No dia anterior à festa, as aulas foram reduzidas. Ao meio dia, as aulas se encerraram e o período da tarde foi todo para a organização do espaço. As professoras trabalharam na montagem dos painéis, algumas crianças ficaram na escola para ajudá- las. A gestora foi comprar os ingredientes que faltavam para a galinhada. A equipe pedagógica preparou o Cantinho da Memória Afro-brasileira, organizou o espaço do pátio, o arco com os balões para a entrada da festa e a ornamentação da quadrinha onde seriam as apresentações das crianças. Toda a organização da festa durou até as 20h. Todos(as) estavam muito cansados(as), mas a disposição ainda era grande, afinal a festa ainda iria começar.

Dia 24 de novembro de 2012 – Celebração do VII Ano do Projeto “Orgulho e Consciência Negra”. A festa começou às 10h da manhã com a apresentação da Casa Azul, crianças que participam de um projeto no qual aprendem percussão. A apresentação deles foi linda, os tambores ressoaram por toda a Ceilândia. Na antiga região do Mali, sempre que uma aldeia precisava comunicar algo a outra aldeia, essa comunicação era feita por meio de tambores, e assim foi a sensação daquele momento.

A comunidade toda compareceu, todos muito arrumados com a temática africana, as mães capricharam no visual das crianças e elas, também, estavam com roupas de tecidos afro. As crianças ficaram o tempo todo empolgadas, correndo de um lado para o outro.

As músicas tocadas traziam mensagens sobre a questão racial, músicas da atualidade, conhecidas, mas pouco refletidas no dia a dia.

A festa começou com o desfile da beleza negra. Apenas três casais de cada categoria participaram do desfile, e é importante colocar que todos receberam prêmios. As juradas do desfile foram pessoas de fora da escola, uma doutoranda e uma mestranda da UnB, a coordenadora intermediária de Ceilândia e duas professoras da SEEDF. Os requisitos avaliados foram os seguintes: características fenotípicas (cor da pele, olhos, textura do cabelo...), desenvoltura em passarela e simpatia. Foi bastante difícil, as crianças se prepararam muito para o desfile e estavam impecáveis.
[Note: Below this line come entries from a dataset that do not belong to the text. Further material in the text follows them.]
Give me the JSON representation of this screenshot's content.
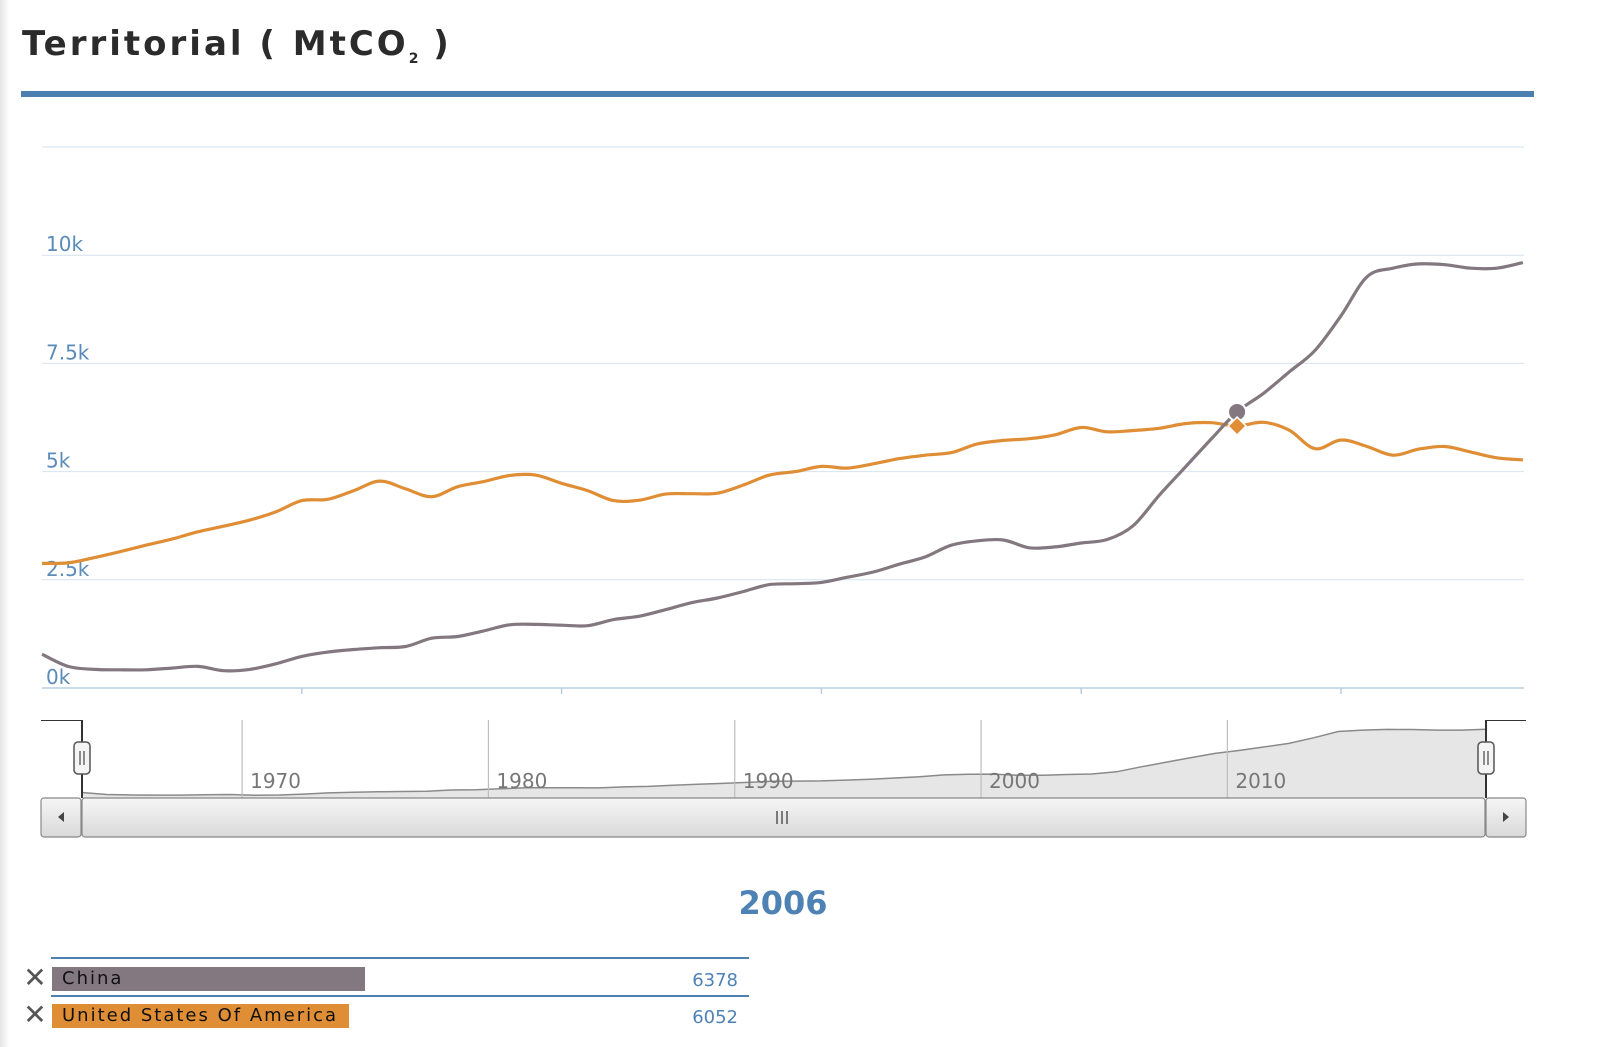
{
  "title": {
    "main": "Territorial ( MtCO",
    "sub": "2",
    "close": " )"
  },
  "colors": {
    "china": "#83787f",
    "usa": "#df8e36",
    "accent": "#4f82b4",
    "rule": "#4b7fb0"
  },
  "chart_data": {
    "type": "line",
    "x_ticks": [
      1970,
      1980,
      1990,
      2000,
      2010
    ],
    "y_ticks": [
      {
        "value": 0,
        "label": "0k"
      },
      {
        "value": 2500,
        "label": "2.5k"
      },
      {
        "value": 5000,
        "label": "5k"
      },
      {
        "value": 7500,
        "label": "7.5k"
      },
      {
        "value": 10000,
        "label": "10k"
      },
      {
        "value": 12500,
        "label": ""
      }
    ],
    "ylim": [
      0,
      12500
    ],
    "xlim": [
      1960,
      2017
    ],
    "highlight_year": 2006,
    "series": [
      {
        "name": "China",
        "color": "#83787f",
        "points": [
          [
            1960,
            780
          ],
          [
            1961,
            500
          ],
          [
            1962,
            430
          ],
          [
            1963,
            420
          ],
          [
            1964,
            420
          ],
          [
            1965,
            460
          ],
          [
            1966,
            500
          ],
          [
            1967,
            400
          ],
          [
            1968,
            430
          ],
          [
            1969,
            560
          ],
          [
            1970,
            730
          ],
          [
            1971,
            830
          ],
          [
            1972,
            890
          ],
          [
            1973,
            930
          ],
          [
            1974,
            960
          ],
          [
            1975,
            1150
          ],
          [
            1976,
            1190
          ],
          [
            1977,
            1320
          ],
          [
            1978,
            1460
          ],
          [
            1979,
            1470
          ],
          [
            1980,
            1450
          ],
          [
            1981,
            1440
          ],
          [
            1982,
            1580
          ],
          [
            1983,
            1660
          ],
          [
            1984,
            1810
          ],
          [
            1985,
            1970
          ],
          [
            1986,
            2080
          ],
          [
            1987,
            2230
          ],
          [
            1988,
            2390
          ],
          [
            1989,
            2410
          ],
          [
            1990,
            2440
          ],
          [
            1991,
            2560
          ],
          [
            1992,
            2680
          ],
          [
            1993,
            2860
          ],
          [
            1994,
            3030
          ],
          [
            1995,
            3300
          ],
          [
            1996,
            3400
          ],
          [
            1997,
            3420
          ],
          [
            1998,
            3240
          ],
          [
            1999,
            3260
          ],
          [
            2000,
            3350
          ],
          [
            2001,
            3430
          ],
          [
            2002,
            3750
          ],
          [
            2003,
            4450
          ],
          [
            2004,
            5100
          ],
          [
            2005,
            5750
          ],
          [
            2006,
            6378
          ],
          [
            2007,
            6800
          ],
          [
            2008,
            7300
          ],
          [
            2009,
            7800
          ],
          [
            2010,
            8600
          ],
          [
            2011,
            9500
          ],
          [
            2012,
            9700
          ],
          [
            2013,
            9800
          ],
          [
            2014,
            9780
          ],
          [
            2015,
            9700
          ],
          [
            2016,
            9700
          ],
          [
            2017,
            9830
          ]
        ]
      },
      {
        "name": "United States Of America",
        "color": "#df8e36",
        "points": [
          [
            1960,
            2880
          ],
          [
            1961,
            2890
          ],
          [
            1962,
            3010
          ],
          [
            1963,
            3150
          ],
          [
            1964,
            3300
          ],
          [
            1965,
            3440
          ],
          [
            1966,
            3610
          ],
          [
            1967,
            3740
          ],
          [
            1968,
            3880
          ],
          [
            1969,
            4070
          ],
          [
            1970,
            4330
          ],
          [
            1971,
            4360
          ],
          [
            1972,
            4560
          ],
          [
            1973,
            4780
          ],
          [
            1974,
            4600
          ],
          [
            1975,
            4420
          ],
          [
            1976,
            4650
          ],
          [
            1977,
            4770
          ],
          [
            1978,
            4910
          ],
          [
            1979,
            4920
          ],
          [
            1980,
            4730
          ],
          [
            1981,
            4560
          ],
          [
            1982,
            4330
          ],
          [
            1983,
            4340
          ],
          [
            1984,
            4480
          ],
          [
            1985,
            4490
          ],
          [
            1986,
            4500
          ],
          [
            1987,
            4690
          ],
          [
            1988,
            4920
          ],
          [
            1989,
            5000
          ],
          [
            1990,
            5120
          ],
          [
            1991,
            5080
          ],
          [
            1992,
            5180
          ],
          [
            1993,
            5300
          ],
          [
            1994,
            5380
          ],
          [
            1995,
            5440
          ],
          [
            1996,
            5640
          ],
          [
            1997,
            5720
          ],
          [
            1998,
            5760
          ],
          [
            1999,
            5850
          ],
          [
            2000,
            6020
          ],
          [
            2001,
            5920
          ],
          [
            2002,
            5950
          ],
          [
            2003,
            6000
          ],
          [
            2004,
            6110
          ],
          [
            2005,
            6130
          ],
          [
            2006,
            6052
          ],
          [
            2007,
            6140
          ],
          [
            2008,
            5960
          ],
          [
            2009,
            5530
          ],
          [
            2010,
            5730
          ],
          [
            2011,
            5580
          ],
          [
            2012,
            5380
          ],
          [
            2013,
            5520
          ],
          [
            2014,
            5580
          ],
          [
            2015,
            5450
          ],
          [
            2016,
            5320
          ],
          [
            2017,
            5270
          ]
        ]
      }
    ]
  },
  "navigator": {
    "ticks": [
      "1970",
      "1980",
      "1990",
      "2000",
      "2010"
    ]
  },
  "selection": {
    "year": "2006",
    "items": [
      {
        "name": "China",
        "value": "6378",
        "fraction": 0.6378
      },
      {
        "name": "United States Of America",
        "value": "6052",
        "fraction": 0.6052
      }
    ]
  }
}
Ao final do desfile das crianças houve outro desfile muito especial. Lembram-se daquele garoto negro de 12 anos? Ele desfilou representando o Presidente dos Estados Unidos, Barak Obama. Estava lindo, de terno e gravata, todo emocionado e um pouco tímido, e quando ele entrou não pude conter as lágrimas, elas desceram e uma grande alegria me invadiu. O sentimento foi inexplicável. Gostaria muito de encontrá-lo daqui a alguns anos para conversar com ele sobre esse momento e saber como ele está e como sua vida seguiu a partir desse ano. Ele mostrou que é capaz, mostrou para quem duvidava, para quem muitas vezes o marginalizava, e mais importante: mostrou para si mesmo.

Gostaria que todos pudessem sentir o que eu senti naquele momento, mas as palavras ainda não conseguem expressar o grande rebuliço e encantamento que aquele desfile gerou em meu ser.

Depois dos desfiles, as apresentações das crianças começaram. Uma mais linda que a outra. As crianças se esforçaram muito com as professoras. As roupas estavam belíssimas, uma das professoras disse que as mães ajudaram a costurá-las. As músicas das apresentações também tinham ligação com a questão racial.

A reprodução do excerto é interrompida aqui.